Climate change and its long-term ecological effects have become the defining issues for biologists today. Plant communities are expected to migrate north and shift their phenologies, but it unclear how this will occur with respect to pollinators and trophic interactions. Recently, there has been proliferation of re-purposed historical datasets — published flora, herbaria specimens, and field journals — compiled for phenological analysis. This kind of interdisciplinary research has yielded a number of well-studied-flora, especially in the northeastern U.S.; among these disparate examples of warming-related shifts are some sophisticated phylogenetic analyses, while others simply re-survey old records. With the addition of Acadia National Park’s flora, these well-studied flora could be better integrated. There is a need for comparisons across species’ ranges for rates of phenological shifting between populations as well as an attempt to tease out differential sensitivities to photoperiod and temperature. In addition, comparing floras could provide insights for conservation management: the flora fall along a spectrum of protected-ness from fragmented suburbia to a mosaic of easements to, with this study, a national park. Are protected populations better able to survive warming conditions? Or will climate change affect preserved and disturbed landscapes with similar levels of species loss and decline?
Results/Conclusions:
We found historical data on the abundance and flowering times of over 1,000 species of plants in Acadia National Park. Over the past 115 years there is evidence of species loss (18.5%) and declines (20%) on par with Worcester, MA and Concord, MA. However, there seem to be diverging patterns of abundance shifts between the Concord and Acadia flora.
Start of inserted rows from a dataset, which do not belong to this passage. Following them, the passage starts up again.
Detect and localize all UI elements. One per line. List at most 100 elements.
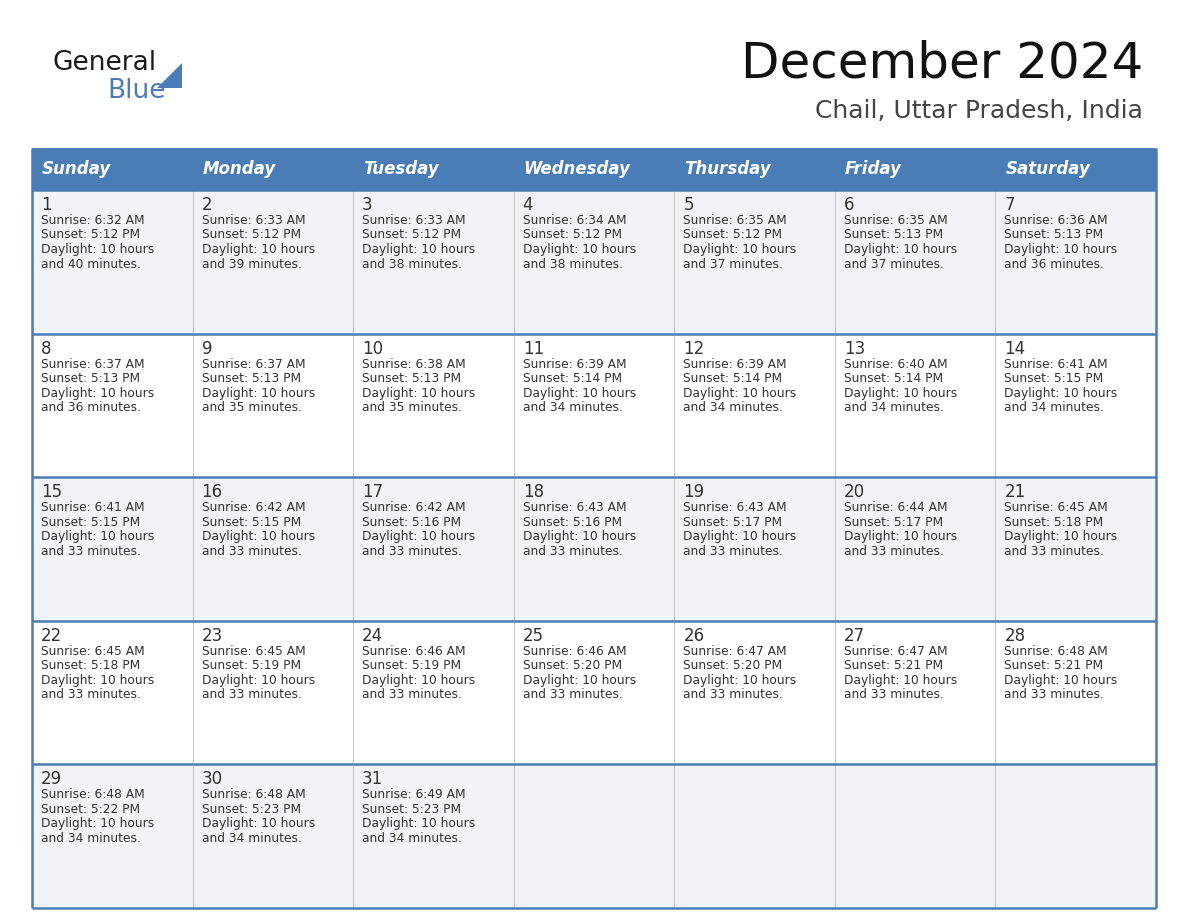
Text: Sunrise: 6:37 AM: Sunrise: 6:37 AM [42, 358, 145, 371]
Text: Sunset: 5:18 PM: Sunset: 5:18 PM [1004, 516, 1104, 529]
Text: Blue: Blue [107, 78, 165, 104]
Text: 28: 28 [1004, 627, 1025, 644]
Text: Sunset: 5:12 PM: Sunset: 5:12 PM [683, 229, 783, 241]
Text: Sunset: 5:13 PM: Sunset: 5:13 PM [1004, 229, 1104, 241]
Text: Monday: Monday [203, 160, 276, 178]
Text: Daylight: 10 hours: Daylight: 10 hours [523, 386, 636, 399]
Text: and 34 minutes.: and 34 minutes. [843, 401, 943, 414]
Text: Sunrise: 6:49 AM: Sunrise: 6:49 AM [362, 789, 466, 801]
Text: Sunrise: 6:43 AM: Sunrise: 6:43 AM [683, 501, 786, 514]
Text: Daylight: 10 hours: Daylight: 10 hours [42, 674, 154, 687]
Text: Sunrise: 6:39 AM: Sunrise: 6:39 AM [683, 358, 786, 371]
Text: Sunset: 5:21 PM: Sunset: 5:21 PM [843, 659, 943, 672]
Text: Sunrise: 6:48 AM: Sunrise: 6:48 AM [1004, 644, 1108, 658]
Text: Tuesday: Tuesday [364, 160, 438, 178]
Text: 1: 1 [42, 196, 51, 214]
Text: Sunset: 5:23 PM: Sunset: 5:23 PM [362, 803, 461, 816]
Text: and 34 minutes.: and 34 minutes. [362, 832, 462, 845]
Bar [32, 765, 1156, 908]
Text: and 33 minutes.: and 33 minutes. [523, 544, 623, 558]
Text: Sunset: 5:20 PM: Sunset: 5:20 PM [683, 659, 783, 672]
Text: Sunset: 5:14 PM: Sunset: 5:14 PM [843, 372, 943, 385]
Bar [32, 621, 1156, 765]
Text: Sunset: 5:15 PM: Sunset: 5:15 PM [202, 516, 301, 529]
Text: Sunset: 5:19 PM: Sunset: 5:19 PM [202, 659, 301, 672]
Text: Sunrise: 6:47 AM: Sunrise: 6:47 AM [683, 644, 786, 658]
Text: 23: 23 [202, 627, 223, 644]
Text: Daylight: 10 hours: Daylight: 10 hours [362, 674, 475, 687]
Text: and 36 minutes.: and 36 minutes. [1004, 258, 1105, 271]
Text: 27: 27 [843, 627, 865, 644]
Text: and 35 minutes.: and 35 minutes. [202, 401, 302, 414]
Text: General: General [52, 50, 156, 76]
Text: Daylight: 10 hours: Daylight: 10 hours [523, 243, 636, 256]
Text: 18: 18 [523, 483, 544, 501]
Text: and 33 minutes.: and 33 minutes. [362, 544, 462, 558]
Text: Daylight: 10 hours: Daylight: 10 hours [362, 817, 475, 831]
Text: Daylight: 10 hours: Daylight: 10 hours [202, 243, 315, 256]
Text: and 36 minutes.: and 36 minutes. [42, 401, 141, 414]
Text: Daylight: 10 hours: Daylight: 10 hours [683, 386, 796, 399]
Text: 25: 25 [523, 627, 544, 644]
Bar [32, 477, 1156, 621]
Text: Sunrise: 6:48 AM: Sunrise: 6:48 AM [202, 789, 305, 801]
Text: Sunrise: 6:46 AM: Sunrise: 6:46 AM [523, 644, 626, 658]
Text: and 40 minutes.: and 40 minutes. [42, 258, 141, 271]
Text: Daylight: 10 hours: Daylight: 10 hours [202, 817, 315, 831]
Text: Daylight: 10 hours: Daylight: 10 hours [1004, 243, 1118, 256]
Text: Daylight: 10 hours: Daylight: 10 hours [523, 531, 636, 543]
Text: 7: 7 [1004, 196, 1015, 214]
Text: Sunset: 5:20 PM: Sunset: 5:20 PM [523, 659, 621, 672]
Text: and 34 minutes.: and 34 minutes. [1004, 401, 1105, 414]
Text: and 37 minutes.: and 37 minutes. [683, 258, 783, 271]
Text: Daylight: 10 hours: Daylight: 10 hours [683, 531, 796, 543]
Text: December 2024: December 2024 [741, 40, 1143, 88]
Text: Sunrise: 6:45 AM: Sunrise: 6:45 AM [202, 644, 305, 658]
Text: and 34 minutes.: and 34 minutes. [42, 832, 141, 845]
Text: and 38 minutes.: and 38 minutes. [362, 258, 462, 271]
Text: Sunset: 5:14 PM: Sunset: 5:14 PM [683, 372, 783, 385]
Text: and 33 minutes.: and 33 minutes. [202, 688, 302, 701]
Text: 6: 6 [843, 196, 854, 214]
Text: and 33 minutes.: and 33 minutes. [523, 688, 623, 701]
Text: and 33 minutes.: and 33 minutes. [42, 688, 141, 701]
Text: and 33 minutes.: and 33 minutes. [843, 544, 943, 558]
Text: 20: 20 [843, 483, 865, 501]
Text: Sunset: 5:13 PM: Sunset: 5:13 PM [843, 229, 943, 241]
Text: Sunset: 5:15 PM: Sunset: 5:15 PM [42, 516, 140, 529]
Text: 16: 16 [202, 483, 222, 501]
Text: Sunrise: 6:34 AM: Sunrise: 6:34 AM [523, 214, 626, 227]
Text: Sunrise: 6:40 AM: Sunrise: 6:40 AM [843, 358, 948, 371]
Text: Sunrise: 6:35 AM: Sunrise: 6:35 AM [843, 214, 948, 227]
Text: Sunrise: 6:47 AM: Sunrise: 6:47 AM [843, 644, 948, 658]
Text: 17: 17 [362, 483, 384, 501]
Text: 26: 26 [683, 627, 704, 644]
Text: Daylight: 10 hours: Daylight: 10 hours [42, 817, 154, 831]
Text: and 37 minutes.: and 37 minutes. [843, 258, 943, 271]
Text: Daylight: 10 hours: Daylight: 10 hours [683, 674, 796, 687]
Text: 11: 11 [523, 340, 544, 358]
Text: Sunrise: 6:37 AM: Sunrise: 6:37 AM [202, 358, 305, 371]
Text: 12: 12 [683, 340, 704, 358]
Text: and 34 minutes.: and 34 minutes. [202, 832, 302, 845]
Text: 3: 3 [362, 196, 373, 214]
Text: Sunrise: 6:41 AM: Sunrise: 6:41 AM [1004, 358, 1108, 371]
Text: Sunset: 5:17 PM: Sunset: 5:17 PM [843, 516, 943, 529]
Text: Sunrise: 6:43 AM: Sunrise: 6:43 AM [523, 501, 626, 514]
Text: and 33 minutes.: and 33 minutes. [683, 688, 783, 701]
Text: 4: 4 [523, 196, 533, 214]
Text: Saturday: Saturday [1005, 160, 1091, 178]
Text: Sunset: 5:13 PM: Sunset: 5:13 PM [42, 372, 140, 385]
Text: Daylight: 10 hours: Daylight: 10 hours [843, 674, 958, 687]
Text: Daylight: 10 hours: Daylight: 10 hours [362, 243, 475, 256]
Text: Sunrise: 6:33 AM: Sunrise: 6:33 AM [202, 214, 305, 227]
Text: Daylight: 10 hours: Daylight: 10 hours [362, 531, 475, 543]
Text: Chail, Uttar Pradesh, India: Chail, Uttar Pradesh, India [815, 99, 1143, 123]
Text: Sunrise: 6:42 AM: Sunrise: 6:42 AM [362, 501, 466, 514]
Text: Sunrise: 6:39 AM: Sunrise: 6:39 AM [523, 358, 626, 371]
Text: 10: 10 [362, 340, 384, 358]
Text: Sunset: 5:13 PM: Sunset: 5:13 PM [362, 372, 461, 385]
Text: Friday: Friday [845, 160, 902, 178]
Text: and 33 minutes.: and 33 minutes. [683, 544, 783, 558]
Bar [32, 148, 1156, 190]
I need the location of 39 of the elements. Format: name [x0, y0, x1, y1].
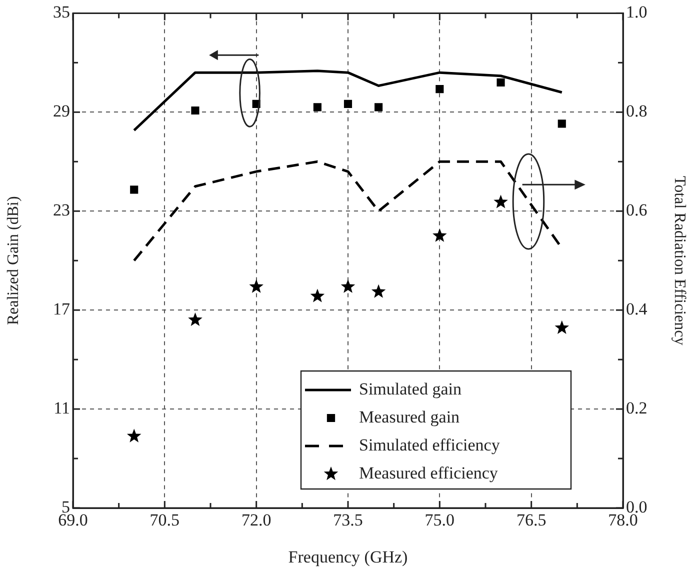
- x-axis-title: Frequency (GHz): [288, 547, 408, 566]
- point: [313, 103, 322, 112]
- point: [344, 100, 352, 108]
- y2-tick-label: 0.8: [626, 102, 648, 121]
- x-tick-label: 72.0: [241, 510, 272, 530]
- y-axis-title: Realized Gain (dBi): [4, 196, 22, 326]
- point: [554, 320, 570, 334]
- legend-label: Simulated gain: [359, 379, 462, 398]
- point: [496, 78, 505, 87]
- y2-tick-label: 1.0: [626, 2, 648, 22]
- y2-tick-label: 0.2: [626, 398, 648, 418]
- y2-axis-title: Total Radiation Efficiency: [671, 176, 688, 346]
- y-tick-label: 35: [53, 2, 70, 22]
- y2-tick-label: 0.6: [626, 200, 648, 220]
- legend-label: Measured efficiency: [359, 463, 498, 482]
- y-tick-label: 11: [54, 398, 70, 418]
- point: [130, 186, 138, 194]
- point: [371, 284, 386, 298]
- point: [191, 106, 200, 115]
- y-tick-label: 17: [53, 300, 70, 319]
- point: [436, 85, 444, 94]
- point: [310, 288, 325, 302]
- x-tick-label: 75.0: [424, 510, 455, 530]
- point: [188, 312, 202, 326]
- point: [249, 279, 264, 293]
- point: [340, 279, 356, 293]
- y2-tick-label: 0.4: [626, 300, 648, 319]
- point: [374, 103, 383, 112]
- point: [432, 228, 447, 242]
- x-tick-label: 73.5: [333, 510, 363, 530]
- point: [126, 428, 142, 442]
- x-tick-label: 70.5: [150, 510, 180, 530]
- x-tick-label: 76.5: [516, 510, 546, 530]
- point: [558, 120, 566, 128]
- y-tick-label: 23: [53, 200, 70, 220]
- point: [494, 194, 508, 208]
- legend-label: Measured gain: [359, 407, 460, 426]
- y-tick-label: 29: [53, 102, 70, 121]
- legend-label: Simulated efficiency: [359, 435, 500, 454]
The loss of species is not explained by land use changes in either landscape; species are being lost from every habitat. The Acadia data has been used to create a subset of 500 species present in similar Concord, MA and Washington DC flowering phenology analyses (regressions of flowering date and average monthly spring temperatures). Comparing the days flowering has shifted per °C rise in temperature across these three studies allows us to identify species that may be differentially responding to climate change across populations. Lastly, we included a phylogenetic analysis of our flora to test for patterns of response among closely-related species. This in-depth analysis of the Acadia flora in the context of other well-studied-flora in the northeast provides new perspectives on the shifting phenologies and changing abundances of plant communities under climate change.